八木莉可子が語る自身のターニングポイント 『パリピ孔明』で得た多くの新しい経験とは?

八木莉可子が語る自身のターニングポイント

 フジテレビ系にて放送中のドラマ『パリピ孔明』。『ヤングマガジン』(講談社)にて連載中で、単行本の累計発行部数は160万部を突破する人気コミックを実写ドラマ化した本作は、天才軍師・諸葛孔明が現代の渋谷に転生し、歌手を目指すアマチュアシンガー・月見英子を成功に導いていく音楽青春コメディだ。そんな英子(上白石萌歌)が成長をするためのキーパーソンとなる人物が、久遠七海だ。演じるのは、NHK連続テレビ小説『舞いあがれ!』、Netflixシリーズ『First Love 初恋』などで注目を浴びた八木莉可子。七海の役づくりや初共演の上白石萌歌の印象、自身のキャリアについて、八木に話を聞いた。

「いろいろと経験して音楽の楽しさを知ることができました」

――本作のオファーを受けたときの心境を聞かせてください。

八木莉可子(以下、八木):正直、最初は不安が大きかったです。今回私はギターとベースと歌とダンスに挑戦させてもらったのですが、ダンスは以前、CMで挑戦したことがあるんですがちゃんと習ったことがなくて。ギターとベースに関してもほぼ触ったこともない状態だったので、本当に自分で務まるのだろうかという不安が大きかったです。でも、このような役を経験のない私がいただけたというのはありがたいことなので、頑張りたいと思いました。

――八木さんから見た七海の魅力や、自分と似ていると思う部分はありますか?

八木:七海は気の強そうな格好をしていますが、根は音楽オタクなんじゃないかと思っています。責任感も持っている子で、見た目以上に真面目な部分もあります。自分と七海は、オタクっぽいところが重なるかもしれません。私も好きなものを突き詰めてしまうし、何事に対してもオタク気質なところがあります。

――七海は、芸能の道で成功するも葛藤を抱えるという役どころです。こうした境遇に共感する部分はありましたか?

八木:もちろん七海と私の置かれている場所に違いはあります。でも自分もいろいろな方の支えがあるから前に立たせていただく仕事ができているので、そこは演じていて同じだと思いました。

――英子役の上白石萌歌さんとの撮影はいかがでしたか?

八木:今回初めて上白石さんにお会いしましたが、すごく優しい方です。ギターの経験もあるとのことで、演奏するのが初めてで緊張していた私に優しく声をかけてくれました。あとAZALEA(アザリエ)の3人と上白石さんで一緒に撮影をしたときに、上白石さんがAZALEAのダンスを一緒に踊ってくださり、動画で撮影したりもしました。

――同世代で盛り上がれたようですね。

八木:お互いに、この曲のコードが難しいとか、楽器は大変だという話をしていました。上白石さんもドラマ内でたくさん曲を披露するので大変そうでしたね。

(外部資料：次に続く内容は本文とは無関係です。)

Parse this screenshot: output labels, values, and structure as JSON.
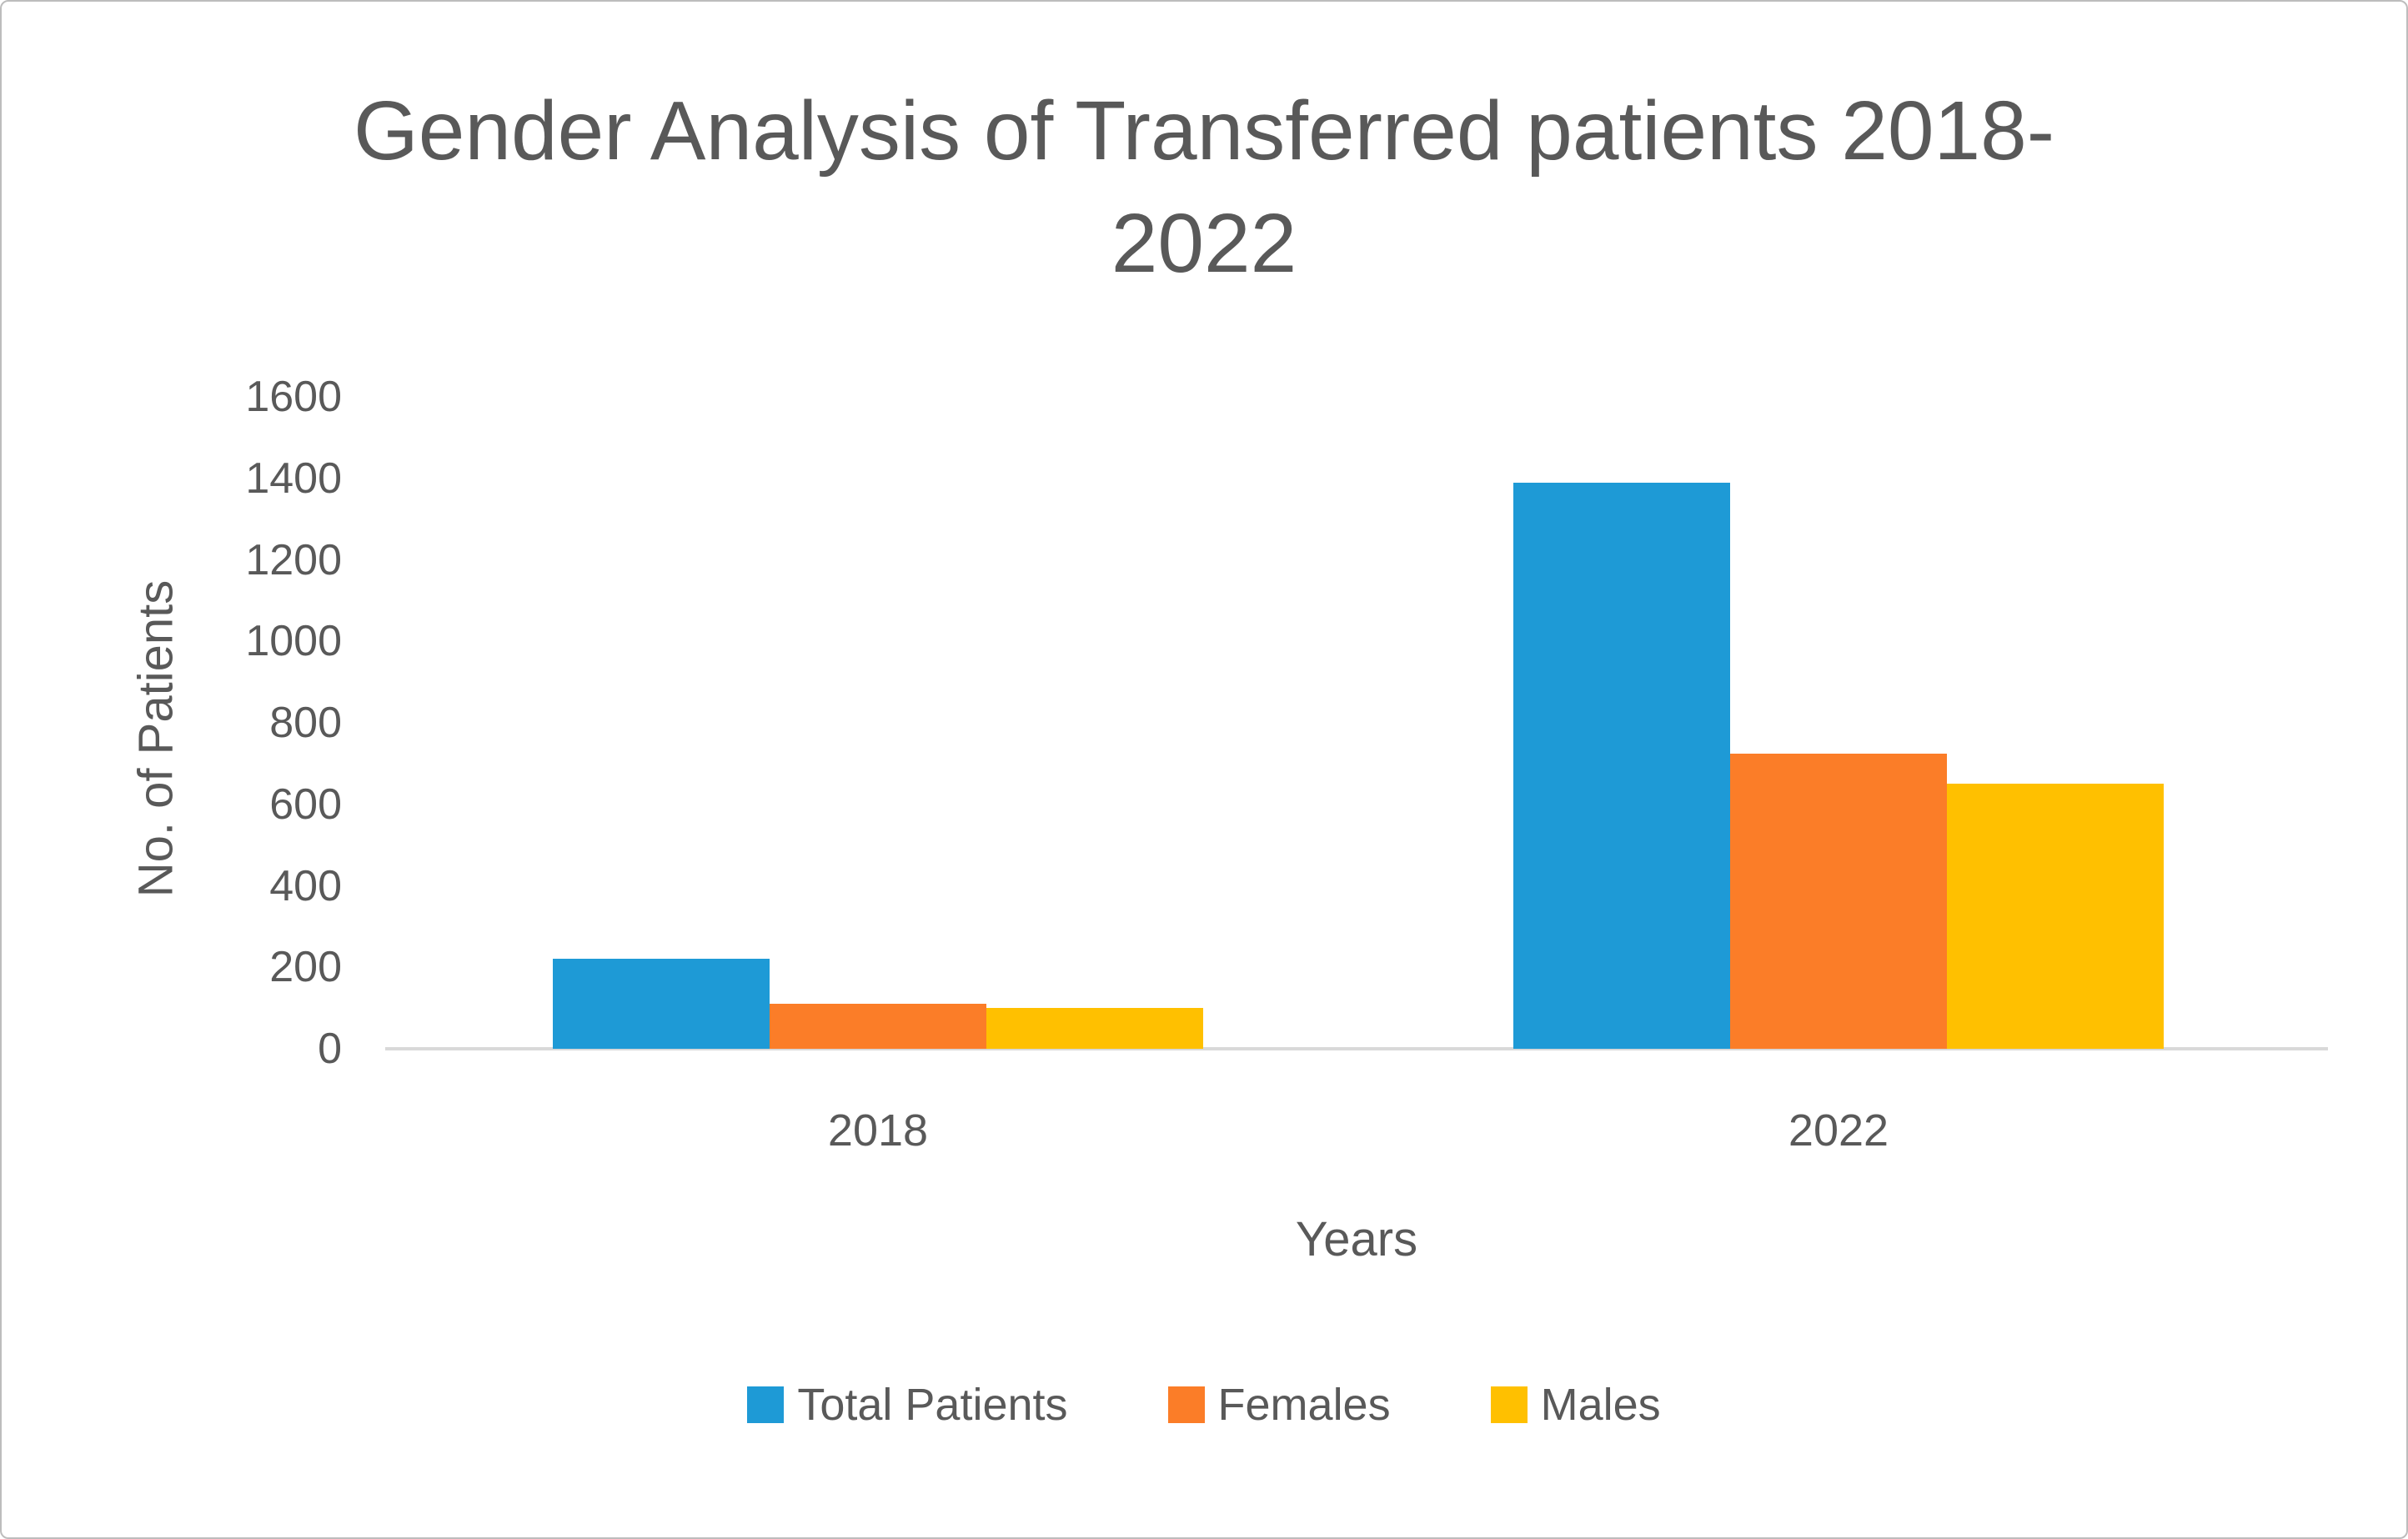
{
  "chart_data": {
    "type": "bar",
    "title": "Gender Analysis of Transferred patients 2018-2022",
    "title_lines": [
      "Gender Analysis of Transferred patients 2018-",
      "2022"
    ],
    "xlabel": "Years",
    "ylabel": "No. of Patients",
    "categories": [
      "2018",
      "2022"
    ],
    "series": [
      {
        "name": "Total Patients",
        "color": "#1E9AD6",
        "values": [
          220,
          1390
        ]
      },
      {
        "name": "Females",
        "color": "#FB7D28",
        "values": [
          110,
          725
        ]
      },
      {
        "name": "Males",
        "color": "#FFC000",
        "values": [
          100,
          650
        ]
      }
    ],
    "ylim": [
      0,
      1600
    ],
    "yticks": [
      0,
      200,
      400,
      600,
      800,
      1000,
      1200,
      1400,
      1600
    ],
    "grid": false,
    "legend_position": "bottom"
  },
  "colors": {
    "text": "#595959",
    "axis_line": "#D9D9D9",
    "frame_border": "#BDBDBD"
  }
}
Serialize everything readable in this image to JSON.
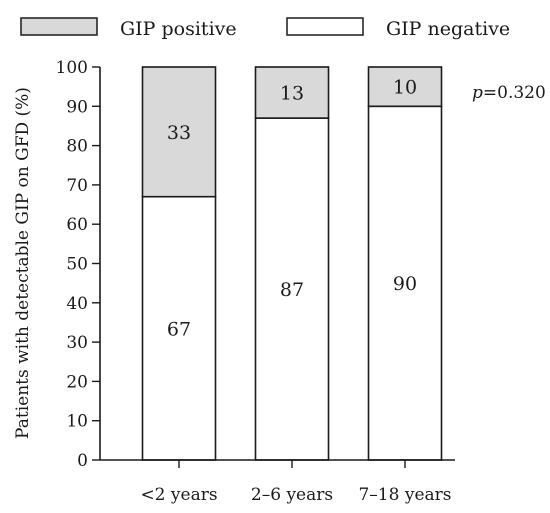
{
  "chart_data": {
    "type": "bar",
    "stacked": true,
    "percent": true,
    "categories": [
      "<2 years",
      "2–6 years",
      "7–18 years"
    ],
    "series": [
      {
        "name": "GIP negative",
        "values": [
          67,
          87,
          90
        ],
        "color": "#ffffff"
      },
      {
        "name": "GIP positive",
        "values": [
          33,
          13,
          10
        ],
        "color": "#d9d9d9"
      }
    ],
    "title": "",
    "xlabel": "",
    "ylabel": "Patients with detectable GIP on GFD (%)",
    "ylim": [
      0,
      100
    ],
    "yticks": [
      0,
      10,
      20,
      30,
      40,
      50,
      60,
      70,
      80,
      90,
      100
    ],
    "legend": [
      "GIP positive",
      "GIP negative"
    ],
    "legend_position": "top",
    "annotation": {
      "prefix": "p",
      "value": "=0.320"
    },
    "grid": false
  }
}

――ギターやベースは未経験とのことですが、練習は大変でしたか?

八木:難しかったですね。ベースはピック弾きもあれば、指弾きもあって、途中で指の皮がめくれちゃったりも。ベースは1音1音で押さえますが、ギターはコードで押さえるので、頭がごちゃごちゃになっちゃいました。それと、弾き語りって、自分が歌っているリズムと手のストロークのリズムが違うということを初めて知り、シンガーソングライターの方の凄さがわかりましたね。でも、いろいろと経験して音楽の楽しさを知ることができました。

――CM以来のダンスということですが、振り付けがとても個性的でした。

八木:ちゃんとダンスを習った経験がないので不安でしたが、ダンススタジオを自分でも借りて、衣装も着て練習しました。アイドルユニットAZALEAの2人とは裏でもすごく仲良くなれて、ずっと一緒に練習していました。本番では「今までの頑張った成果をぶつけよう」という心境でした。実際の撮影でも観客としてエキストラの方が入っていたので、3人で頑張ろうという気持ちで本番に挑みましたね。AZALEAの中にはダンス経験者の子もいたので、「こうした方がいいんじゃない」とか「難しいね」などと言いながら練習していました。

――本当のユニットデビューという感じですね。

八木:七海はダンスをすることにはちょっと抵抗があるという役なのですが、その抵抗があるという気持ちも持ちつつ、一緒に練習してきた3人で頑張ろうという気持ちで本番を迎えました。

――AZALEAで特に気に入っている振り付けや、視聴者に一緒に踊ってほしい振り付けはありますか?

八木:最初の方に、AZALEAが自分たちのグループ名(英語)のロゴを振り付けでやっているシーンがあります。ぜひそこを真似してもらいたいですね。実はそういう面白さが振り付けにも隠されているので、見つけてもらえたら嬉しいです。